I’m 24yrs old and I’m 9 weeks pregnant and truly confused whether r not i should go through with this pregnancy. I’ve always been against abortions and have always talked my friends out of getting them. It is easier said than done though. When its actually “U” in the messed up situation its hard to not consider it. Here’s the situation!!! I actually have a 6 month baby boy and now i find out that i’m pregnant again so soon. I was supposed to get on birth control right after having my son but was confused at first about the method i wanted to use and then eventually kind of forgot about it. Huge Mistake! I have a lot of support taking care of my son but i couldnt imagine telling my family that I am pregnant again. I just cant bear disappointing my parents. There expecting me to go back to college next semester and I know if I have this baby there’s a huge chance thats out of the question.
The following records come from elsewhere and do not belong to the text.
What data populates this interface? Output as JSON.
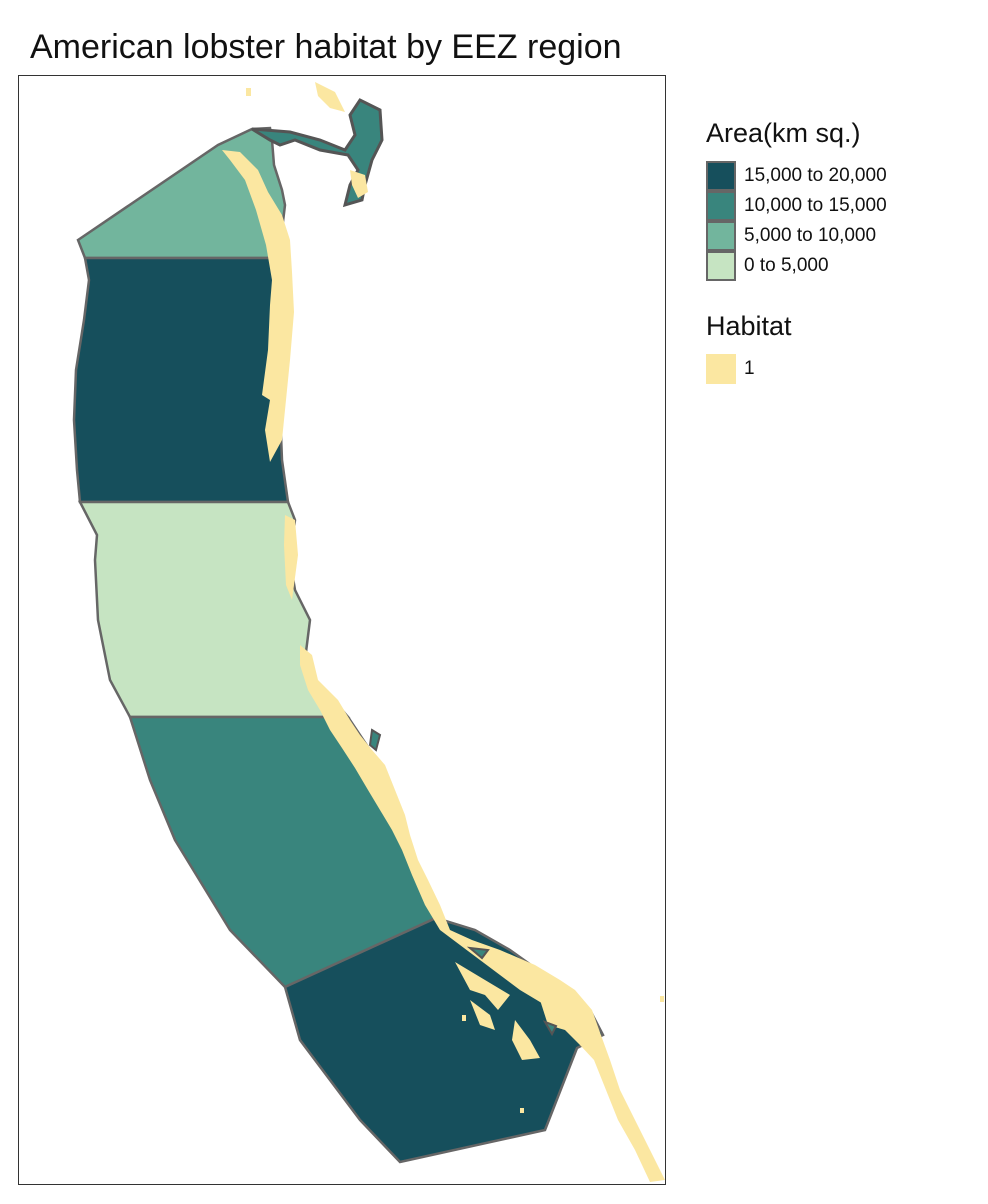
{
  "title": "American lobster habitat by EEZ region",
  "legend": {
    "area_title": "Area(km sq.)",
    "area_classes": [
      {
        "label": "15,000 to 20,000",
        "color": "#164f5c"
      },
      {
        "label": "10,000 to 15,000",
        "color": "#39857d"
      },
      {
        "label": "5,000 to 10,000",
        "color": "#72b59d"
      },
      {
        "label": "0 to 5,000",
        "color": "#c6e4c2"
      }
    ],
    "habitat_title": "Habitat",
    "habitat_classes": [
      {
        "label": "1",
        "color": "#fbe7a1"
      }
    ]
  },
  "colors": {
    "outline": "#666666",
    "frame": "#333333",
    "habitat": "#fbe7a1"
  }
}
As for my baby’s father, he’s all for the abortion. Financially we just cant afford another baby right now. And on top of things we r currently not together. I just found out he was cheating on me AGAIN! I forgave him before but dont know if can do so again. I actually found out that he was unfaithful to me during the entire length of my pregnancy. I cant imagine going through all the stress all over again. He was so unsupportive at that critical time in my life. I just have the feeling that he’s going to drive me out of my mind during this pregnancy also.
In my heart i know i can go through this pregnancy but Im scared I will b neglecting my son eventually. i know im going to get to the point where its going to b difficult for me to take care of him like i should and i am so afraid of that. I want to be the best mom I can possibly b to him and i feel like i wont b able to if im pregnant. But then again, i also feel like i’ll b choosing one child over another. But that’s my baby’s brother or sister. And who am i to decide who gets to live and who does not? It couldve easily been my son who is already here that im trying to abort and i cant imagine my life without him. I have so many What ifs? What if this my only other chance of having another child and i really want a girl also, so what if this is my only girl? Its just so confusing. I feel like if God didnt think I could do it he wouldnt have put me n this situation. Basically i just dont want anyone judging me. I’m unemployed, not n school, unmarried, and have a 6 month old baby. WOW!!!
Please someone help me make a decision I’m completely confused!